Congratulations to all those involved in their successful campaign
VICTORIOUS campaigners who fought a long-running battle against plans for a lapdancing club are celebrating after the owners withdrew a legal challenge.
Residents near The Crescent bar in West Kensington were dismayed when owner, Passion Nights, applied to turn part of the venue into a strip club, fearing kerb crawlers and prostitutes would be drawn to the area.
An appeal was launched at West London Magistrates’ Court after councillors threw out the plans in November – but was finally withdrawn this week in the face of wide spread opposition.
Patsy Heavey, of Stonor Road, who put together a petition opposing the club, said: “We are relieved and obviously pleased.
“It has definitely affected the people living directly opposite, just by being a late night venue. It’s already causing a disruption and people are being inconvenienced.
“The 200 people who showed up at the licensing hearing showed how much people were willing to go out on a limb about this. It rallied the entire community.”
Safer neighbourhood team co-chair Joe Carlebach, 48, of Vernon Street, said: “Our concern was that a lap dancing club would bring more crime, especially with sex workers and kerb crawlers.
“It’s also right next door to a library where my children go, and I don’t want to have to explain to my four-year-old daughter what a lap dancing club is and why people are hanging around..”
And Lindsey Pitt, 40, of Edith Road, said: “Everyone thinks it’s fantastic. We’ve been campaigning since October last year because we we worried that it would bring crime, prostitution and disorder,” adding: “We wish them every success as a bar.”
Residents have been monitoring anti-social behaviour around the venue for the past six months, and the evidence they collected could well have led to the owners’ change of heart.
Planned changes in legislation are also likely to make it easier for councils to clamp down on lap dancing clubs in the future.
Ealing, Acton and Shepherd’s Bush MP Andy Slaughter, who has been fighting alongside the residents, said: “I am delighted by this outcome.
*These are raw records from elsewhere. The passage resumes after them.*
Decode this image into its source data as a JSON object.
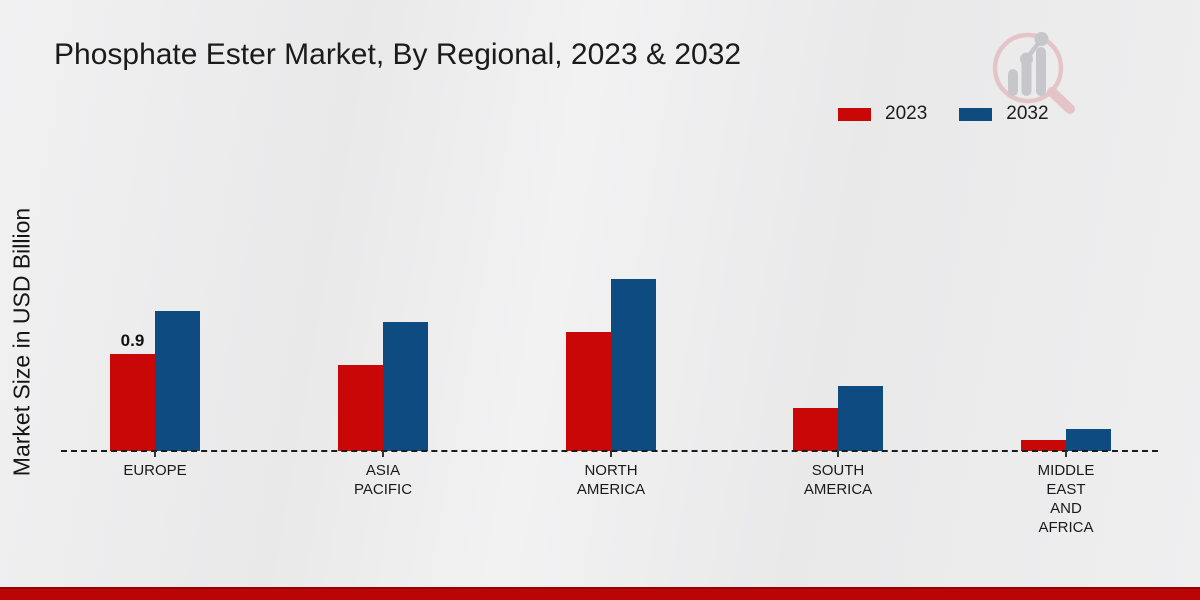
{
  "title": "Phosphate Ester Market, By Regional, 2023 & 2032",
  "legend": {
    "items": [
      {
        "label": "2023",
        "color": "#c90707"
      },
      {
        "label": "2032",
        "color": "#0d4b80"
      }
    ]
  },
  "watermark": {
    "name": "market-research-magnifier-logo"
  },
  "footer": {
    "bar_color": "#bb0505"
  },
  "chart_data": {
    "type": "bar",
    "title": "Phosphate Ester Market, By Regional, 2023 & 2032",
    "ylabel": "Market Size in USD Billion",
    "xlabel": "",
    "categories": [
      "EUROPE",
      "ASIA\nPACIFIC",
      "NORTH\nAMERICA",
      "SOUTH\nAMERICA",
      "MIDDLE\nEAST\nAND\nAFRICA"
    ],
    "series": [
      {
        "name": "2023",
        "color": "#c90707",
        "values": [
          0.9,
          0.8,
          1.1,
          0.4,
          0.1
        ]
      },
      {
        "name": "2032",
        "color": "#0d4b80",
        "values": [
          1.3,
          1.2,
          1.6,
          0.6,
          0.2
        ]
      }
    ],
    "data_labels": [
      {
        "series": "2023",
        "category_index": 0,
        "text": "0.9"
      }
    ],
    "ylim": [
      0,
      1.8
    ],
    "grid": false,
    "baseline_style": "dashed",
    "legend_position": "top-right"
  }
}
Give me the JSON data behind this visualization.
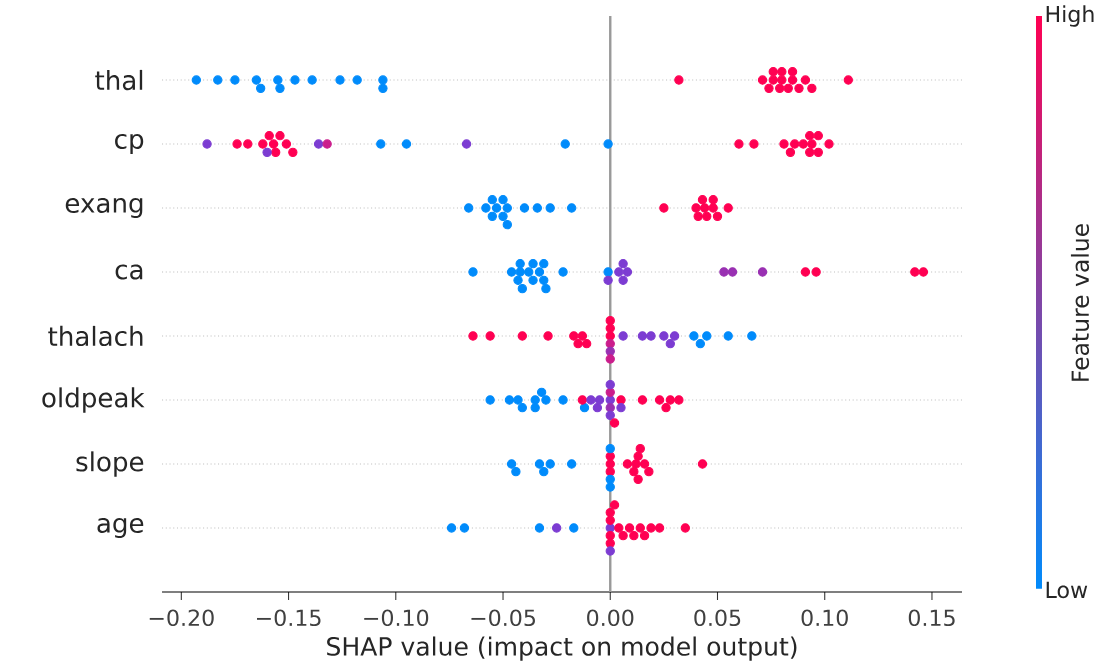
{
  "chart_data": {
    "type": "scatter",
    "orientation": "horizontal",
    "marker": "circle",
    "grid": "y",
    "categories": [
      "thal",
      "cp",
      "exang",
      "ca",
      "thalach",
      "oldpeak",
      "slope",
      "age"
    ],
    "series": [
      {
        "x": [
          "thal",
          "thal",
          "thal",
          "thal",
          "thal",
          "thal",
          "thal",
          "thal",
          "thal",
          "thal",
          "thal",
          "thal",
          "thal",
          "thal",
          "thal",
          "thal",
          "thal",
          "thal",
          "thal",
          "thal",
          "thal",
          "thal",
          "thal",
          "thal",
          "thal",
          "thal",
          "thal",
          "thal"
        ],
        "values": [
          -0.193,
          -0.183,
          -0.175,
          -0.165,
          -0.163,
          -0.155,
          -0.154,
          -0.147,
          -0.139,
          -0.126,
          -0.118,
          -0.106,
          -0.106,
          0.032,
          0.071,
          0.074,
          0.079,
          0.083,
          0.088,
          0.091,
          0.094,
          0.076,
          0.08,
          0.085,
          0.076,
          0.08,
          0.085,
          0.111
        ],
        "colors": [
          "#008bfb",
          "#008bfb",
          "#008bfb",
          "#008bfb",
          "#008bfb",
          "#008bfb",
          "#008bfb",
          "#008bfb",
          "#008bfb",
          "#008bfb",
          "#008bfb",
          "#008bfb",
          "#008bfb",
          "#ff0052",
          "#ff0052",
          "#ff0052",
          "#ff0052",
          "#ff0052",
          "#ff0052",
          "#ff0052",
          "#ff0052",
          "#ff0052",
          "#ff0052",
          "#ff0052",
          "#ff0052",
          "#ff0052",
          "#ff0052",
          "#ff0052"
        ]
      },
      {
        "x": [
          "cp",
          "cp",
          "cp",
          "cp",
          "cp",
          "cp",
          "cp",
          "cp",
          "cp",
          "cp",
          "cp",
          "cp",
          "cp",
          "cp",
          "cp",
          "cp",
          "cp",
          "cp",
          "cp",
          "cp",
          "cp",
          "cp",
          "cp",
          "cp",
          "cp",
          "cp",
          "cp",
          "cp",
          "cp",
          "cp"
        ],
        "values": [
          -0.188,
          -0.174,
          -0.169,
          -0.162,
          -0.159,
          -0.157,
          -0.156,
          -0.154,
          -0.151,
          -0.148,
          -0.16,
          -0.136,
          -0.132,
          -0.107,
          -0.095,
          -0.067,
          -0.021,
          -0.001,
          0.06,
          0.067,
          0.081,
          0.084,
          0.086,
          0.09,
          0.093,
          0.097,
          0.102,
          0.093,
          0.097,
          0.094
        ],
        "colors": [
          "#7c3cd2",
          "#ff0052",
          "#ff0052",
          "#ff0052",
          "#ff0052",
          "#ff0052",
          "#ff0052",
          "#ff0052",
          "#ff0052",
          "#ff0052",
          "#7c3cd2",
          "#7c3cd2",
          "#cb1d8c",
          "#008bfb",
          "#008bfb",
          "#7c3cd2",
          "#008bfb",
          "#008bfb",
          "#ff0052",
          "#ff0052",
          "#ff0052",
          "#ff0052",
          "#ff0052",
          "#ff0052",
          "#ff0052",
          "#ff0052",
          "#ff0052",
          "#ff0052",
          "#ff0052",
          "#ff0052"
        ]
      },
      {
        "x": [
          "exang",
          "exang",
          "exang",
          "exang",
          "exang",
          "exang",
          "exang",
          "exang",
          "exang",
          "exang",
          "exang",
          "exang",
          "exang",
          "exang",
          "exang",
          "exang",
          "exang",
          "exang",
          "exang",
          "exang",
          "exang",
          "exang",
          "exang"
        ],
        "values": [
          -0.066,
          -0.058,
          -0.055,
          -0.053,
          -0.05,
          -0.048,
          -0.055,
          -0.05,
          -0.048,
          -0.04,
          -0.034,
          -0.028,
          -0.018,
          0.025,
          0.04,
          0.043,
          0.045,
          0.048,
          0.05,
          0.041,
          0.044,
          0.048,
          0.055
        ],
        "colors": [
          "#008bfb",
          "#008bfb",
          "#008bfb",
          "#008bfb",
          "#008bfb",
          "#008bfb",
          "#008bfb",
          "#008bfb",
          "#008bfb",
          "#008bfb",
          "#008bfb",
          "#008bfb",
          "#008bfb",
          "#ff0052",
          "#ff0052",
          "#ff0052",
          "#ff0052",
          "#ff0052",
          "#ff0052",
          "#ff0052",
          "#ff0052",
          "#ff0052",
          "#ff0052"
        ]
      },
      {
        "x": [
          "ca",
          "ca",
          "ca",
          "ca",
          "ca",
          "ca",
          "ca",
          "ca",
          "ca",
          "ca",
          "ca",
          "ca",
          "ca",
          "ca",
          "ca",
          "ca",
          "ca",
          "ca",
          "ca",
          "ca",
          "ca",
          "ca",
          "ca",
          "ca",
          "ca",
          "ca",
          "ca"
        ],
        "values": [
          -0.064,
          -0.046,
          -0.043,
          -0.041,
          -0.038,
          -0.036,
          -0.033,
          -0.031,
          -0.042,
          -0.036,
          -0.03,
          -0.042,
          -0.031,
          -0.022,
          -0.001,
          -0.001,
          0.004,
          0.006,
          0.008,
          0.006,
          0.053,
          0.057,
          0.071,
          0.091,
          0.096,
          0.142,
          0.146
        ],
        "colors": [
          "#008bfb",
          "#008bfb",
          "#008bfb",
          "#008bfb",
          "#008bfb",
          "#008bfb",
          "#008bfb",
          "#008bfb",
          "#008bfb",
          "#008bfb",
          "#008bfb",
          "#008bfb",
          "#008bfb",
          "#008bfb",
          "#008bfb",
          "#7c3cd2",
          "#7c3cd2",
          "#7c3cd2",
          "#7c3cd2",
          "#7c3cd2",
          "#9930b2",
          "#9930b2",
          "#9930b2",
          "#ff0052",
          "#ff0052",
          "#ff0052",
          "#ff0052"
        ]
      },
      {
        "x": [
          "thalach",
          "thalach",
          "thalach",
          "thalach",
          "thalach",
          "thalach",
          "thalach",
          "thalach",
          "thalach",
          "thalach",
          "thalach",
          "thalach",
          "thalach",
          "thalach",
          "thalach",
          "thalach",
          "thalach",
          "thalach",
          "thalach",
          "thalach",
          "thalach",
          "thalach",
          "thalach",
          "thalach",
          "thalach"
        ],
        "values": [
          -0.064,
          -0.056,
          -0.041,
          -0.029,
          -0.017,
          -0.015,
          -0.013,
          -0.011,
          0,
          0,
          0,
          0,
          0,
          0,
          0.006,
          0.015,
          0.019,
          0.025,
          0.028,
          0.03,
          0.039,
          0.042,
          0.045,
          0.055,
          0.066
        ],
        "colors": [
          "#ff0052",
          "#ff0052",
          "#ff0052",
          "#ff0052",
          "#ff0052",
          "#ff0052",
          "#ff0052",
          "#ff0052",
          "#ff0052",
          "#cb1d8c",
          "#ff0052",
          "#9930b2",
          "#ff0052",
          "#cb1d8c",
          "#7c3cd2",
          "#7c3cd2",
          "#7c3cd2",
          "#7c3cd2",
          "#7c3cd2",
          "#7c3cd2",
          "#008bfb",
          "#008bfb",
          "#008bfb",
          "#008bfb",
          "#008bfb"
        ]
      },
      {
        "x": [
          "oldpeak",
          "oldpeak",
          "oldpeak",
          "oldpeak",
          "oldpeak",
          "oldpeak",
          "oldpeak",
          "oldpeak",
          "oldpeak",
          "oldpeak",
          "oldpeak",
          "oldpeak",
          "oldpeak",
          "oldpeak",
          "oldpeak",
          "oldpeak",
          "oldpeak",
          "oldpeak",
          "oldpeak",
          "oldpeak",
          "oldpeak",
          "oldpeak",
          "oldpeak",
          "oldpeak",
          "oldpeak",
          "oldpeak",
          "oldpeak"
        ],
        "values": [
          -0.056,
          -0.047,
          -0.043,
          -0.041,
          -0.035,
          -0.035,
          -0.032,
          -0.03,
          -0.022,
          -0.012,
          -0.013,
          -0.009,
          -0.006,
          -0.005,
          0,
          0,
          0,
          0,
          0,
          0.002,
          0.005,
          0.005,
          0.015,
          0.023,
          0.026,
          0.028,
          0.032
        ],
        "colors": [
          "#008bfb",
          "#008bfb",
          "#008bfb",
          "#008bfb",
          "#008bfb",
          "#008bfb",
          "#008bfb",
          "#008bfb",
          "#008bfb",
          "#008bfb",
          "#ff0052",
          "#7c3cd2",
          "#7c3cd2",
          "#7c3cd2",
          "#7c3cd2",
          "#9930b2",
          "#cb1d8c",
          "#7c3cd2",
          "#7c3cd2",
          "#ff0052",
          "#ff0052",
          "#7c3cd2",
          "#ff0052",
          "#ff0052",
          "#ff0052",
          "#ff0052",
          "#ff0052"
        ]
      },
      {
        "x": [
          "slope",
          "slope",
          "slope",
          "slope",
          "slope",
          "slope",
          "slope",
          "slope",
          "slope",
          "slope",
          "slope",
          "slope",
          "slope",
          "slope",
          "slope",
          "slope",
          "slope",
          "slope",
          "slope",
          "slope",
          "slope"
        ],
        "values": [
          -0.046,
          -0.044,
          -0.033,
          -0.031,
          -0.028,
          -0.018,
          0,
          0,
          0,
          0,
          0,
          0,
          0.008,
          0.011,
          0.013,
          0.016,
          0.018,
          0.012,
          0.014,
          0.013,
          0.043
        ],
        "colors": [
          "#008bfb",
          "#008bfb",
          "#008bfb",
          "#008bfb",
          "#008bfb",
          "#008bfb",
          "#ff0052",
          "#ff0052",
          "#ff0052",
          "#008bfb",
          "#008bfb",
          "#008bfb",
          "#ff0052",
          "#ff0052",
          "#ff0052",
          "#ff0052",
          "#ff0052",
          "#ff0052",
          "#ff0052",
          "#ff0052",
          "#ff0052"
        ]
      },
      {
        "x": [
          "age",
          "age",
          "age",
          "age",
          "age",
          "age",
          "age",
          "age",
          "age",
          "age",
          "age",
          "age",
          "age",
          "age",
          "age",
          "age",
          "age",
          "age",
          "age",
          "age",
          "age"
        ],
        "values": [
          -0.074,
          -0.068,
          -0.033,
          -0.025,
          -0.017,
          0,
          0,
          0,
          0,
          0,
          0,
          0.002,
          0.004,
          0.006,
          0.009,
          0.011,
          0.014,
          0.016,
          0.019,
          0.023,
          0.035
        ],
        "colors": [
          "#008bfb",
          "#008bfb",
          "#008bfb",
          "#7c3cd2",
          "#008bfb",
          "#7c3cd2",
          "#ff0052",
          "#ff0052",
          "#ff0052",
          "#ff0052",
          "#7c3cd2",
          "#ff0052",
          "#ff0052",
          "#ff0052",
          "#ff0052",
          "#ff0052",
          "#ff0052",
          "#ff0052",
          "#ff0052",
          "#ff0052",
          "#ff0052"
        ]
      }
    ],
    "xlim": [
      -0.209,
      0.164
    ],
    "xticks": [
      {
        "value": -0.2,
        "label": "−0.20"
      },
      {
        "value": -0.15,
        "label": "−0.15"
      },
      {
        "value": -0.1,
        "label": "−0.10"
      },
      {
        "value": -0.05,
        "label": "−0.05"
      },
      {
        "value": 0,
        "label": "0.00"
      },
      {
        "value": 0.05,
        "label": "0.05"
      },
      {
        "value": 0.1,
        "label": "0.10"
      },
      {
        "value": 0.15,
        "label": "0.15"
      }
    ],
    "xlabel": "SHAP value (impact on model output)",
    "ref_lines": [
      {
        "axis": "x",
        "value": 0,
        "color": "#999999"
      }
    ],
    "clabel": "Feature value",
    "annotations": [
      "High",
      "Low"
    ]
  }
}
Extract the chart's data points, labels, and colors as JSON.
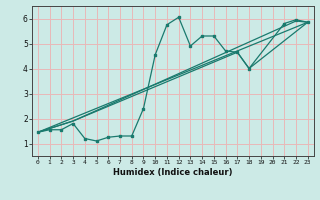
{
  "bg_color": "#cceae6",
  "grid_color": "#e8b8b8",
  "line_color": "#1a7a6e",
  "xlabel": "Humidex (Indice chaleur)",
  "xlim": [
    -0.5,
    23.5
  ],
  "ylim": [
    0.5,
    6.5
  ],
  "xticks": [
    0,
    1,
    2,
    3,
    4,
    5,
    6,
    7,
    8,
    9,
    10,
    11,
    12,
    13,
    14,
    15,
    16,
    17,
    18,
    19,
    20,
    21,
    22,
    23
  ],
  "yticks": [
    1,
    2,
    3,
    4,
    5,
    6
  ],
  "main_x": [
    0,
    1,
    2,
    3,
    4,
    5,
    6,
    7,
    8,
    9,
    10,
    11,
    12,
    13,
    14,
    15,
    16,
    17,
    18,
    21,
    22,
    23
  ],
  "main_y": [
    1.45,
    1.55,
    1.55,
    1.8,
    1.2,
    1.1,
    1.25,
    1.3,
    1.3,
    2.4,
    4.55,
    5.75,
    6.05,
    4.9,
    5.3,
    5.3,
    4.7,
    4.65,
    4.0,
    5.8,
    5.95,
    5.85
  ],
  "line1_x": [
    0,
    3,
    22,
    23
  ],
  "line1_y": [
    1.45,
    1.9,
    5.9,
    5.85
  ],
  "line2_x": [
    0,
    3,
    17,
    18,
    23
  ],
  "line2_y": [
    1.45,
    1.9,
    4.65,
    4.0,
    5.85
  ],
  "line3_x": [
    0,
    23
  ],
  "line3_y": [
    1.45,
    5.85
  ]
}
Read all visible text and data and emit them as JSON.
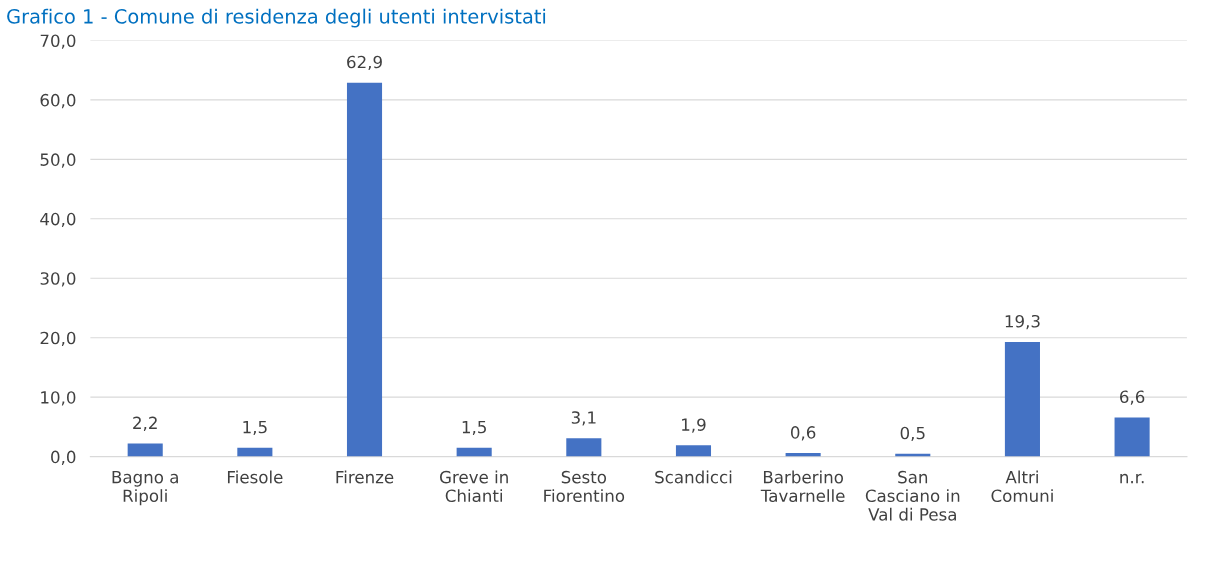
{
  "chart_data": {
    "type": "bar",
    "title": "Grafico 1 - Comune di residenza degli utenti intervistati",
    "categories": [
      "Bagno a\nRipoli",
      "Fiesole",
      "Firenze",
      "Greve in\nChianti",
      "Sesto\nFiorentino",
      "Scandicci",
      "Barberino\nTavarnelle",
      "San\nCasciano in\nVal di Pesa",
      "Altri\nComuni",
      "n.r."
    ],
    "values": [
      2.2,
      1.5,
      62.9,
      1.5,
      3.1,
      1.9,
      0.6,
      0.5,
      19.3,
      6.6
    ],
    "value_labels": [
      "2,2",
      "1,5",
      "62,9",
      "1,5",
      "3,1",
      "1,9",
      "0,6",
      "0,5",
      "19,3",
      "6,6"
    ],
    "color": "#4472c4",
    "ylim": [
      0,
      70
    ],
    "yticks": [
      {
        "value": 0,
        "label": "0,0"
      },
      {
        "value": 10,
        "label": "10,0"
      },
      {
        "value": 20,
        "label": "20,0"
      },
      {
        "value": 30,
        "label": "30,0"
      },
      {
        "value": 40,
        "label": "40,0"
      },
      {
        "value": 50,
        "label": "50,0"
      },
      {
        "value": 60,
        "label": "60,0"
      },
      {
        "value": 70,
        "label": "70,0"
      }
    ],
    "grid": "y",
    "legend": false
  }
}
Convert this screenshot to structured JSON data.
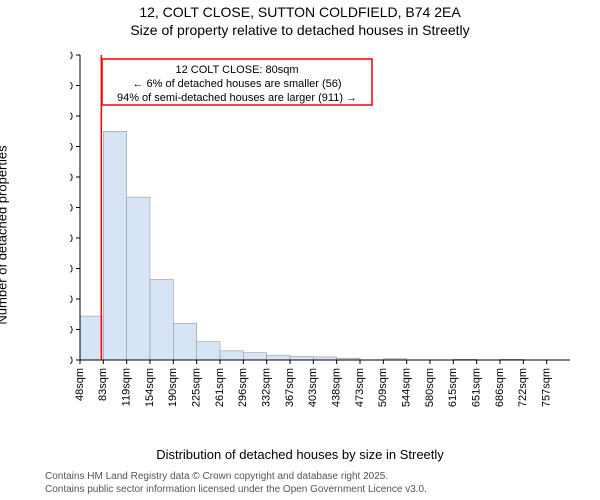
{
  "title_main": "12, COLT CLOSE, SUTTON COLDFIELD, B74 2EA",
  "title_sub": "Size of property relative to detached houses in Streetly",
  "ylabel": "Number of detached properties",
  "xlabel": "Distribution of detached houses by size in Streetly",
  "attribution_line1": "Contains HM Land Registry data © Crown copyright and database right 2025.",
  "attribution_line2": "Contains public sector information licensed under the Open Government Licence v3.0.",
  "chart": {
    "type": "histogram",
    "background_color": "#ffffff",
    "bar_fill": "#d6e4f5",
    "bar_stroke": "#888888",
    "axis_color": "#000000",
    "marker_color": "#ff0000",
    "text_color": "#000000",
    "attribution_color": "#555555",
    "label_fontsize": 13,
    "title_fontsize": 14,
    "tick_fontsize": 11,
    "annot_fontsize": 11,
    "ylim": [
      0,
      500
    ],
    "ytick_step": 50,
    "bar_width_ratio": 1.0,
    "xtick_suffix": "sqm",
    "xticks": [
      48,
      83,
      119,
      154,
      190,
      225,
      261,
      296,
      332,
      367,
      403,
      438,
      473,
      509,
      544,
      580,
      615,
      651,
      686,
      722,
      757
    ],
    "values": [
      72,
      375,
      267,
      132,
      60,
      30,
      15,
      12,
      8,
      6,
      5,
      3,
      0,
      2,
      0,
      0,
      1,
      0,
      1,
      0,
      0
    ],
    "marker_value": 80,
    "annotation": {
      "line1": "12 COLT CLOSE: 80sqm",
      "line2": "← 6% of detached houses are smaller (56)",
      "line3": "94% of semi-detached houses are larger (911) →",
      "box_stroke": "#ff0000",
      "box_fill": "#ffffff"
    }
  }
}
I have put a lot of effort into the campaign – asking questions to the Home Secretary, petitioning locally, holding a public meeting and giving evidence at the licensing panel.
“But the main credit must go to the thousands of individual protesters and the organising committee of residents. This is a textbook case of how to fight and beat commercial interests intent on destroying a local neighbourhood for private gain.”
Sandrine Levéque, of ‘sex object culture’ campaign group Object, said: “Local women and men in West Kensington objected in their thousands to the application and did not want see sexism endorsed on their high street.
“The club’s decision to withdraw reflects the power of collective organising and emphasises the need for new robust licensing laws.”
The Ealing Gazette contacted The Crescent but no one was available to comment.